Artículo de Joan B. Culla (Se licenció en Historia en 1976, obteniendo el doctorado en Historia Contemporánea en 1985, ambos títulos por la Universidad de Barcelona. Desde 1977, es profesor de Historia Contemporánea en la Universidad Autónoma de Barcelona) en El país:
Ya puesta en su nuevo papel de pitonisa del apocalipsis secesionista
y, al propio tiempo, de altavoz de La Moncloa en Cataluña, Alicia
Sánchez-Camacho acogió con el consecuente tremendismo la composición del
nuevo Gobierno de la Generalitat. De hecho, antes incluso de conocerla,
la líder del PP catalán ya había advertido sobre el riesgo de incluir
en el Ejecutivo de Mas “al núcleo duro de los talibanes”. Una vez hecha
pública la lista de consejeros, la tachó de “ultranacionalista”, formada
por “talibanes, separatistas y radicales sometidos a ERC”.
La referencia a los islamistas afganos para aludir a un determinado
sector de dirigentes de Convergència no es ni siquiera original, aunque
sus usos periodísticos de años atrás contenían un cierto toque de
ironía, del que las palabras de doña Alicia carecen.

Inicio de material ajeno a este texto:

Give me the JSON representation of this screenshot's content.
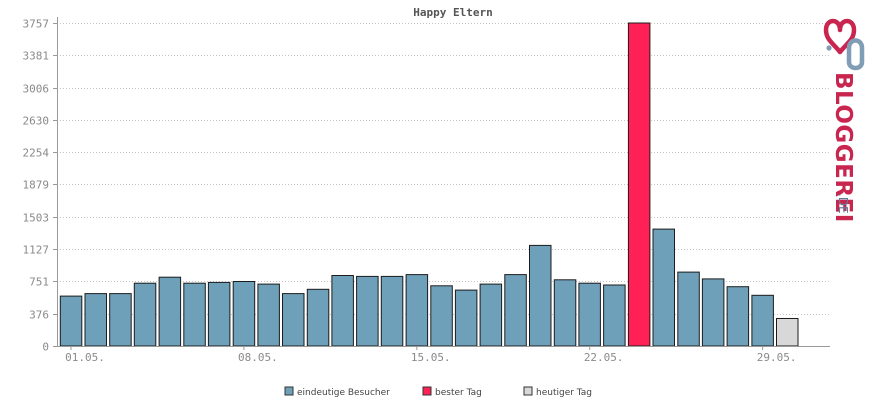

Y justamente eso es
lo más chocante: que una alta responsable del Partido Popular español
acuse en serio de nacionalismo fundamentalista a ciertos adversarios
políticos, sin temor a provocar la hilaridad general.
Porque, vamos a ver, si Francesc Homs, y Germà Gordó, y Felip Puig, y
quién sabe si Irene Rigau, son talibanes, ¿cómo deberíamos calificar a
Ignacio González, el novel presidente de la Comunidad de Madrid que
aprovechó su primer discurso de Año Nuevo para llamar a somatén contra
“la amenaza y el chantaje” del independentismo catalán, un asunto que se
diría ajeno a sus responsabilidades? ¿Y qué cabrá decir de José Antonio
Monago, el titular de la Junta de Extremadura que, en su alocución
institucional, sugirió “reformar la Constitución, reforzando el papel
del Estado y sus competencias”? Un presidente autonómico que propugna
recortar la autonomía para fortalecer la “unidad de España”: si eso no
es fundamentalismo españolista, ¿qué es?
Si los consejeros Homs, Gordó, Puig, etcétera, son talibanes,
entonces el ministro José Ignacio Wert es la reencarnación de quien
ordenó en 2001 dinamitar los Budas de Bamiyan. ¿Qué otra cosa
representan su proyecto de reforma educativa, su proclamado propósito de
“españolizar” a los escolares catalanes, sino la voladura consciente y
premeditada de un modelo de convivencia no sólo lingüística, sino
identitaria y social?
Eso, sin olvidar al subordinado de Wert, el secretario de Estado de
Cultura, José María Lassalle. Este caballero, con su aire de poeta
novecentista y su condición de catalán consorte —casado con una diputada
del PSC, nada menos—, con su fama de persona leída, tolerante y
abierta, participó el pasado 13 de diciembre en el Encuentro
Cataluña-España organizado por EL PAÍS y la SER en el auditorio del
MACBA. Y tuvo la desfachatez de afirmar que, salvo en el “momento” (sic)
del franquismo, la actitud del Estado español hacia el hecho
diferencial catalán había sido más bien admirativa, sin la voluntad “de
crear una identidad nacional española excluyente de las otras lenguas y
las otras identidades”. La prueba, según él, es la diferente salud del
catalán aquí y en la “Cataluña francesa”.
No, señor Lassalle, no. Si la situación lingüística es hoy tan
distinta a un lado y otro de los Pirineos no lo debemos a la tolerancia o
la buena voluntad de Madrid, que dictó prohibiciones y restricciones
contra el catalán desde el siglo XVIII. Es por la debilidad estructural
del Estado español a lo largo del XIX y gran parte del XX, que frustró
la aplicación eficaz del modelo jacobino francés en el cual se
inspiraba; y por la potencia económica y social de la Cataluña
contemporánea, que le dio una capacidad de resistencia al uniformismo
muy superior a la de los campesinos del Rosellón. Por lo demás, toda la
producción legislativa española hasta 1975, todos los debates
parlamentarios desde Cádiz hasta el Consejo Nacional del Movimiento,
incontables libros y casi toda la prensa de difusión estatal —la de 1932
o la de hoy mismo— evidencian que hubo y hay un rechazo visceral,
fundamentalista, a admitir otra identidad nacional que no sea la
española.
Tiene gracia que Sánchez-Camacho descubra talibanes, cuando ella misma forma parte de la corte del mulá Omar.